Eventi estremi, frane e dissesti, cambiamenti climatici e biodiversità. In tutto questo non è la natura ad essere in pericolo. Ciò che è in bilico è la sopravvivenza delle specie così come le conosciamo e, forse, la sopravvivenza della nostra stessa umanità. La natura sta cambiando.

Danzare la natura, danzare butoh, significa farsi danzare dagli elementi, lasciarsi trasformare. È interessante notare come danza e ricerca non siano dissimili nei contenuti. Il corpo diventa albero e smette di parlare, inizia a mettere radici, cresce con acqua, alburno e durame, spalanca foglie e resiste a giornate assolate o a cieli di tempesta.

Le attività antropiche hanno modificato irreversibilmente gli equilibri del mondo così com’era conosciuto prima della grande globalizzazione.

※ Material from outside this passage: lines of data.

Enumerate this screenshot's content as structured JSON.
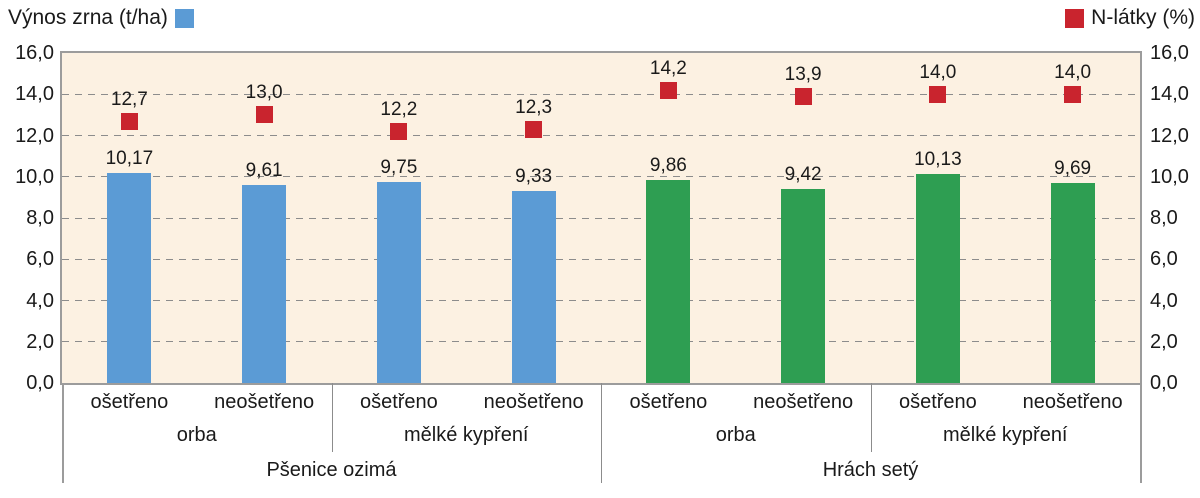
{
  "chart_data": {
    "type": "bar",
    "legend_position": "top",
    "grid": true,
    "plot_background": "#fcf1e2",
    "axes": {
      "left": {
        "label": "Výnos zrna (t/ha)",
        "min": 0,
        "max": 16,
        "step": 2,
        "ticks": [
          "0,0",
          "2,0",
          "4,0",
          "6,0",
          "8,0",
          "10,0",
          "12,0",
          "14,0",
          "16,0"
        ]
      },
      "right": {
        "label": "N-látky (%)",
        "min": 0,
        "max": 16,
        "step": 2,
        "ticks": [
          "0,0",
          "2,0",
          "4,0",
          "6,0",
          "8,0",
          "10,0",
          "12,0",
          "14,0",
          "16,0"
        ]
      }
    },
    "series": [
      {
        "name": "Výnos zrna (t/ha)",
        "type": "bar",
        "values": [
          10.17,
          9.61,
          9.75,
          9.33,
          9.86,
          9.42,
          10.13,
          9.69
        ],
        "labels": [
          "10,17",
          "9,61",
          "9,75",
          "9,33",
          "9,86",
          "9,42",
          "10,13",
          "9,69"
        ],
        "colors": [
          "#5b9bd5",
          "#5b9bd5",
          "#5b9bd5",
          "#5b9bd5",
          "#2e9e52",
          "#2e9e52",
          "#2e9e52",
          "#2e9e52"
        ]
      },
      {
        "name": "N-látky (%)",
        "type": "scatter-square",
        "values": [
          12.7,
          13.0,
          12.2,
          12.3,
          14.2,
          13.9,
          14.0,
          14.0
        ],
        "labels": [
          "12,7",
          "13,0",
          "12,2",
          "12,3",
          "14,2",
          "13,9",
          "14,0",
          "14,0"
        ],
        "color": "#c9242e"
      }
    ],
    "categories": {
      "treatment": [
        "ošetřeno",
        "neošetřeno",
        "ošetřeno",
        "neošetřeno",
        "ošetřeno",
        "neošetřeno",
        "ošetřeno",
        "neošetřeno"
      ],
      "tillage": [
        "orba",
        "mělké kypření",
        "orba",
        "mělké kypření"
      ],
      "crop": [
        "Pšenice ozimá",
        "Hrách setý"
      ]
    },
    "colors": {
      "wheat_bar": "#5b9bd5",
      "pea_bar": "#2e9e52",
      "n_marker": "#c9242e",
      "grid": "#8c8c8c",
      "plot_border": "#9c9c9c",
      "text": "#1a1a1a"
    }
  }
}
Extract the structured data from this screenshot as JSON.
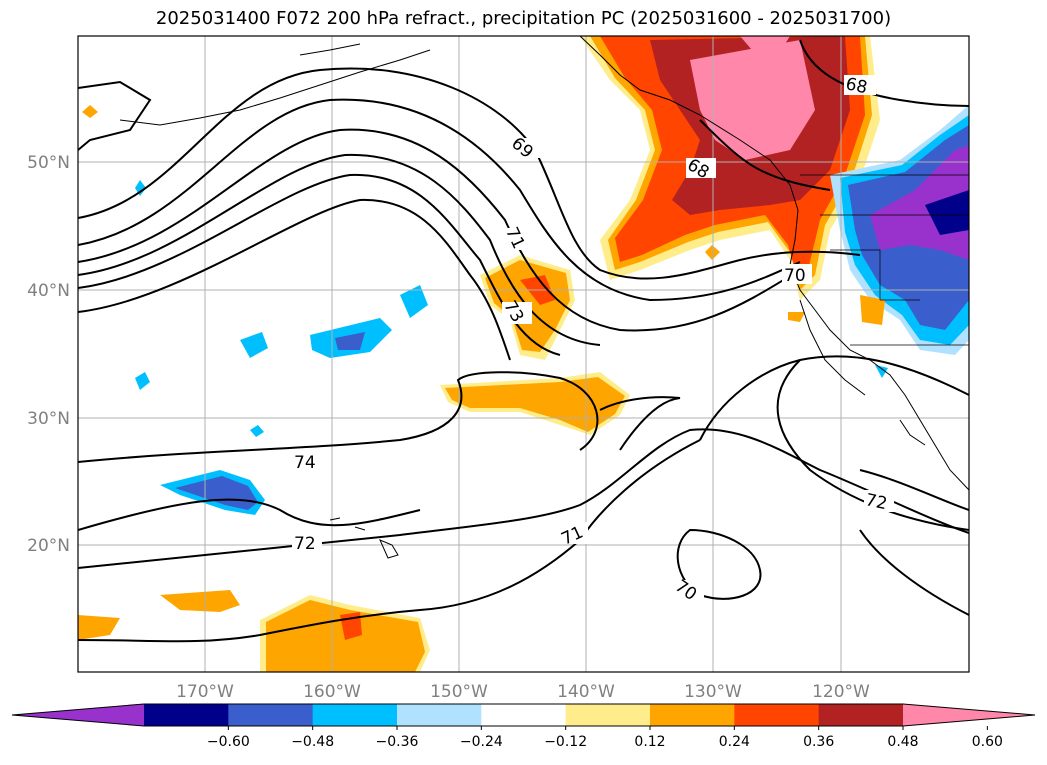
{
  "title": "2025031400 F072 200 hPa refract., precipitation PC (2025031600 - 2025031700)",
  "map": {
    "lat_labels": [
      "50°N",
      "40°N",
      "30°N",
      "20°N"
    ],
    "lon_labels": [
      "170°W",
      "160°W",
      "150°W",
      "140°W",
      "130°W",
      "120°W"
    ],
    "contour_labels": [
      "68",
      "69",
      "68",
      "71",
      "70",
      "73",
      "74",
      "72",
      "71",
      "72",
      "70"
    ]
  },
  "colorbar": {
    "colors": [
      "#9932CC",
      "#00008B",
      "#3A5FCD",
      "#00BFFF",
      "#B0E2FF",
      "#FFFFFF",
      "#FFEC8B",
      "#FFA500",
      "#FF4500",
      "#B22222",
      "#FF88AA"
    ],
    "tick_labels": [
      "-0.60",
      "-0.48",
      "-0.36",
      "-0.24",
      "-0.12",
      "0.12",
      "0.24",
      "0.36",
      "0.48",
      "0.60"
    ]
  }
}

Abbiamo perso molte specie e abbiamo compromesso su vari livelli la biodiversità di molti ambienti che abitiamo. Nelle situazioni di cambiamento, la natura è maestra di trasformazione e adattamento. Abbiamo anche noi umani la stessa capacità di adattamento?

È stato un onore aver avuto la possibilità di danzare ancora una volta presso la magica Foreste di Somadida e del Cansiglio, accompagnato da meravigliosi musicisti, ricercatori e amanti della natura. Un grazie speciale alla forza inarrestabile di Paola Favero e alla magia fotografica Conforti Flavio.